A Sigfrid no le preocupaba la idea de morir. Era algo que, como cazador de sombras, tenía presente todos los días. Si llegaba a dolerle la idea, era por la gente que dejaría atrás, aquellas personas que le eran valiosas. Fue por perderse en esos pensamientos que lo sorprendió que Quinn dejara de repasar la runa en su mano, para enseguida entrelazar los dedos.

—¿Quinn?

—No quiero aprovecharme de tu compañía, pero tengo que bajar al Mercado. Iba a hacerlo mañana, pero… Si pudieras venir conmigo…

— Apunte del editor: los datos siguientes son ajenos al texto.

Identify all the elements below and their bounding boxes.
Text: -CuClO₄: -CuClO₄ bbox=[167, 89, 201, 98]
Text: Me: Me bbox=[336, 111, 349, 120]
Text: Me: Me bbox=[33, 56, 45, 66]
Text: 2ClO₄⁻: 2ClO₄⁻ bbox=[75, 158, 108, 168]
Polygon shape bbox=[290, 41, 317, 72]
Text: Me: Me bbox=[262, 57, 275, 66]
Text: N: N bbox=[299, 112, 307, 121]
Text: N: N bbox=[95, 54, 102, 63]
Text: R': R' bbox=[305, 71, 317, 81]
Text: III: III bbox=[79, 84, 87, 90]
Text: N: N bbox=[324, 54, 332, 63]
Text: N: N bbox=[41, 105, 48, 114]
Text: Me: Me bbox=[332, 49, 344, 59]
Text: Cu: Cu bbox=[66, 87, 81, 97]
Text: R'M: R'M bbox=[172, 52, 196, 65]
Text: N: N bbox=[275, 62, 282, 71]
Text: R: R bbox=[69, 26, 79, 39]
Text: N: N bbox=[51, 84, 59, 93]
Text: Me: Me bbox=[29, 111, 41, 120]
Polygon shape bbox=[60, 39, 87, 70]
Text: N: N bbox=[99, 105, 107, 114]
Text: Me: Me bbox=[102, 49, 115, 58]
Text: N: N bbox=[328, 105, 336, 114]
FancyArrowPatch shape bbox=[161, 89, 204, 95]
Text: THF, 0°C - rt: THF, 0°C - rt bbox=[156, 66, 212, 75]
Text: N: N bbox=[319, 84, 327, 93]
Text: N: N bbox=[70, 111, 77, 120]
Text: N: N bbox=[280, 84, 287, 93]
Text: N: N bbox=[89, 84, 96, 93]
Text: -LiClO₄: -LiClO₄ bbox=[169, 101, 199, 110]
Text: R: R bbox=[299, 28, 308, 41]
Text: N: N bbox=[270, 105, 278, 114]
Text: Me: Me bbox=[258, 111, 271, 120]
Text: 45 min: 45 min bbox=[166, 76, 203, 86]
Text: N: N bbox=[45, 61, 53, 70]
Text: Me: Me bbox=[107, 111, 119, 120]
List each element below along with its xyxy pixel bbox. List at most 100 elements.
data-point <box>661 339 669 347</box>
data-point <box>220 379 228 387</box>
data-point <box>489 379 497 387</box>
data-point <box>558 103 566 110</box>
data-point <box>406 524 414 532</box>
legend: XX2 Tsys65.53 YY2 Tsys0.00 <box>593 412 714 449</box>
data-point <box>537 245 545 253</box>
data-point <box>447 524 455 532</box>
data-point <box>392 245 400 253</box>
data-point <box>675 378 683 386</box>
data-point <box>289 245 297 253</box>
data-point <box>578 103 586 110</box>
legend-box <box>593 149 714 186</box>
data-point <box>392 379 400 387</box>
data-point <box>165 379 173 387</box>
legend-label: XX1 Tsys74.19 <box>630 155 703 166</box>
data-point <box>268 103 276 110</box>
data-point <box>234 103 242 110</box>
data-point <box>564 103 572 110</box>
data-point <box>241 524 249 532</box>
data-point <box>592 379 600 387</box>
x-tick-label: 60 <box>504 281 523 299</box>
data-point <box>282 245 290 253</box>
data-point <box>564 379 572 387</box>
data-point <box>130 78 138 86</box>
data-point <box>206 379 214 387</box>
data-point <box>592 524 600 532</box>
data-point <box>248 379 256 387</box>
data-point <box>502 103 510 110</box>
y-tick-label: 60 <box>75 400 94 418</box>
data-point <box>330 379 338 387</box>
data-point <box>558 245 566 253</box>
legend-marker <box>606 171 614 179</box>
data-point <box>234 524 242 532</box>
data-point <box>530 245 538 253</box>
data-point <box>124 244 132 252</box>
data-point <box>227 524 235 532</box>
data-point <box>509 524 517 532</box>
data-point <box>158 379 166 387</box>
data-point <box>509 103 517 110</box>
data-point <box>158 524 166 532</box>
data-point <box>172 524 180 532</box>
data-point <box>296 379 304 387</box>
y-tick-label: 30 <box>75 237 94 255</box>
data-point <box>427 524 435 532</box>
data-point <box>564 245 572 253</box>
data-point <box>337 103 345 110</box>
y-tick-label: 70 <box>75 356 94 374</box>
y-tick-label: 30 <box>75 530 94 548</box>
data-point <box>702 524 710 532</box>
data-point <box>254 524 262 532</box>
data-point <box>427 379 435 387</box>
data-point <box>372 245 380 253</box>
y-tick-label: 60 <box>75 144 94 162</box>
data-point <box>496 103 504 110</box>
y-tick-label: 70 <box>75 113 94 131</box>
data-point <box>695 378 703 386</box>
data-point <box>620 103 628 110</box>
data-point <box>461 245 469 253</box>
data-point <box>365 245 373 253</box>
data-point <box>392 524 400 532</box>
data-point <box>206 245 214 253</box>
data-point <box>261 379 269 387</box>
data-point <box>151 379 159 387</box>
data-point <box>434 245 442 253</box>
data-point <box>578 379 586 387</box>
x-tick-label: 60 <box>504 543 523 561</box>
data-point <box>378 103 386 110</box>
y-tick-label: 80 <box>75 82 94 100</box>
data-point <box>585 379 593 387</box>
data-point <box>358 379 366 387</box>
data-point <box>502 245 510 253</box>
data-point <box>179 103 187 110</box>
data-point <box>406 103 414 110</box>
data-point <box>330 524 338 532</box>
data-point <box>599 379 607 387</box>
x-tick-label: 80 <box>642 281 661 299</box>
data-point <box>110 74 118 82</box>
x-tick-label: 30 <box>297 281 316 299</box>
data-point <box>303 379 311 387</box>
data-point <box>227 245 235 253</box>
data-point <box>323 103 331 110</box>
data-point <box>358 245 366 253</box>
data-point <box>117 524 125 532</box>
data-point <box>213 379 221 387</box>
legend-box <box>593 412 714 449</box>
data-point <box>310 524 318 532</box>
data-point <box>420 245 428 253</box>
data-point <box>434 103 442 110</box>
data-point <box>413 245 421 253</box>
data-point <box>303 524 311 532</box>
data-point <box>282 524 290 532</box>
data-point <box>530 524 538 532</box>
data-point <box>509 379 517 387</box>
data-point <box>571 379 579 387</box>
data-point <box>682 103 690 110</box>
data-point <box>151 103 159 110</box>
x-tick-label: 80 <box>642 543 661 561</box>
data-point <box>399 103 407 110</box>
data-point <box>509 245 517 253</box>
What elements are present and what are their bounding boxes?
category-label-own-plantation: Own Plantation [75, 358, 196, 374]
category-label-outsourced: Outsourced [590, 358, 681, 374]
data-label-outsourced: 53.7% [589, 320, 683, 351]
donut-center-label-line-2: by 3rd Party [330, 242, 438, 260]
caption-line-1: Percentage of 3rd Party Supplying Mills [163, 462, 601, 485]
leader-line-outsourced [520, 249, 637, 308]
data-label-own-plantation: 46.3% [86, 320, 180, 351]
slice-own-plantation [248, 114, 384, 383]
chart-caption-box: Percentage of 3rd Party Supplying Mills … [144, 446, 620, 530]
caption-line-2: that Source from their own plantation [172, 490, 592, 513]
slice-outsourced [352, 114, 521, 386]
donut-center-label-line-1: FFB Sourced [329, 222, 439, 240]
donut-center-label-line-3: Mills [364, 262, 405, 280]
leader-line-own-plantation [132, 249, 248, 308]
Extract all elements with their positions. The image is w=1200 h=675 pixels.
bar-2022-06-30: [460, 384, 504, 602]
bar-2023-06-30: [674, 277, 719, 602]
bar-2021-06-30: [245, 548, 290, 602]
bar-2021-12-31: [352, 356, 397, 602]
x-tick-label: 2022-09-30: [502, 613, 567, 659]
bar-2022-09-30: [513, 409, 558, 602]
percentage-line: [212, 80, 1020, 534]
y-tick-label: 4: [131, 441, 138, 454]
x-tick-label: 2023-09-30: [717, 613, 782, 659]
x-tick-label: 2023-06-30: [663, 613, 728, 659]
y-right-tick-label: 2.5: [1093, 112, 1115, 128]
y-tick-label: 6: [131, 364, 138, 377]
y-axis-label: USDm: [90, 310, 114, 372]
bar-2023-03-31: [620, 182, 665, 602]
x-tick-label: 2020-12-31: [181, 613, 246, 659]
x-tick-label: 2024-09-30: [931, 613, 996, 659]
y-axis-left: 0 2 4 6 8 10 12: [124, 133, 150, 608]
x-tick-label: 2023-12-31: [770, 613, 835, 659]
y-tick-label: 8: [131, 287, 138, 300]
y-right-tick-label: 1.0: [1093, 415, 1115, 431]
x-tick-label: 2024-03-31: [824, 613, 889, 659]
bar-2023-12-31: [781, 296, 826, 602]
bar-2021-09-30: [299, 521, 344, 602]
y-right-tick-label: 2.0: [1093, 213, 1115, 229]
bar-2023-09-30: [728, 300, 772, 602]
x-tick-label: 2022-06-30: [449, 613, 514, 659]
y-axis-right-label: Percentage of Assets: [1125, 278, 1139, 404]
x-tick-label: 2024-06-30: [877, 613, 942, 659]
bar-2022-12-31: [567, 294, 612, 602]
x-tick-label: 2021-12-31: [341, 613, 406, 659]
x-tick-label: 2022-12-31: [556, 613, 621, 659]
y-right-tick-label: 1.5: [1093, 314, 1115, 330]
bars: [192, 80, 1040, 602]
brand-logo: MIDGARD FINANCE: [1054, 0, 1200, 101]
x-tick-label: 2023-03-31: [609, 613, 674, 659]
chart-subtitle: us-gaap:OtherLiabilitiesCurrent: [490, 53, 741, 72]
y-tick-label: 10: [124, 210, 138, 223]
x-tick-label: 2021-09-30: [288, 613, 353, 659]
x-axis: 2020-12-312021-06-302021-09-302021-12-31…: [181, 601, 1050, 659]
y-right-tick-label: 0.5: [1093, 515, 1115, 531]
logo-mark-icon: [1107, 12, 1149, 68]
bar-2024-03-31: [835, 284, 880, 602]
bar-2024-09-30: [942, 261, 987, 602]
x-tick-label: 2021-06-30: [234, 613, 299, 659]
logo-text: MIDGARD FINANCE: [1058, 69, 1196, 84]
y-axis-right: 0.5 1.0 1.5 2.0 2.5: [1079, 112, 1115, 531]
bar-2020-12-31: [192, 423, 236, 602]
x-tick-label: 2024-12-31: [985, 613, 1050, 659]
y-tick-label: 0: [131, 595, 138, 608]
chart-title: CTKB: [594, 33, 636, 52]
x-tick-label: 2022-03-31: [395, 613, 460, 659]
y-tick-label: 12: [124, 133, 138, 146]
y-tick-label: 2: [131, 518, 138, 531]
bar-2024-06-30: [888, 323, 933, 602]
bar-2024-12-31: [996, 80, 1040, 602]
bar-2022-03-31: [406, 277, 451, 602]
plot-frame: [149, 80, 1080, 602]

—Eso… No están dejando entrar a cazadores de sombras, ¿lo sabías?

—Sí, pero espero que hagan una excepción. Vienes conmigo y eres amigo de esos dos.

«Esos dos», dedujo Sigfrid, debían ser Rafael y Alphonse. Tras un instante de duda, acabó asintiendo, dando un leve apretón a la mano de Quinn antes de que éste lo soltara, aunque con cierto desgano, como si no quisiera hacerlo.

—Por si las dudas, espero que tengas un arma —recomendó Quinn, precediéndolo.

—Soy un cazador de sombras, como me recuerdas a cada rato. Aunque quisiera, nunca se me olvidaría cargar con un arma.

—Lo tendré en cuenta.

Sigfrid no pudo preguntar a qué se refería, porque Quinn llegó a la escalera que daba al Mercado y ya empezaba a bajarla.

Así pues, lo siguió y dejó sus dudas para otro día, sin saber cuándo podría ser éste.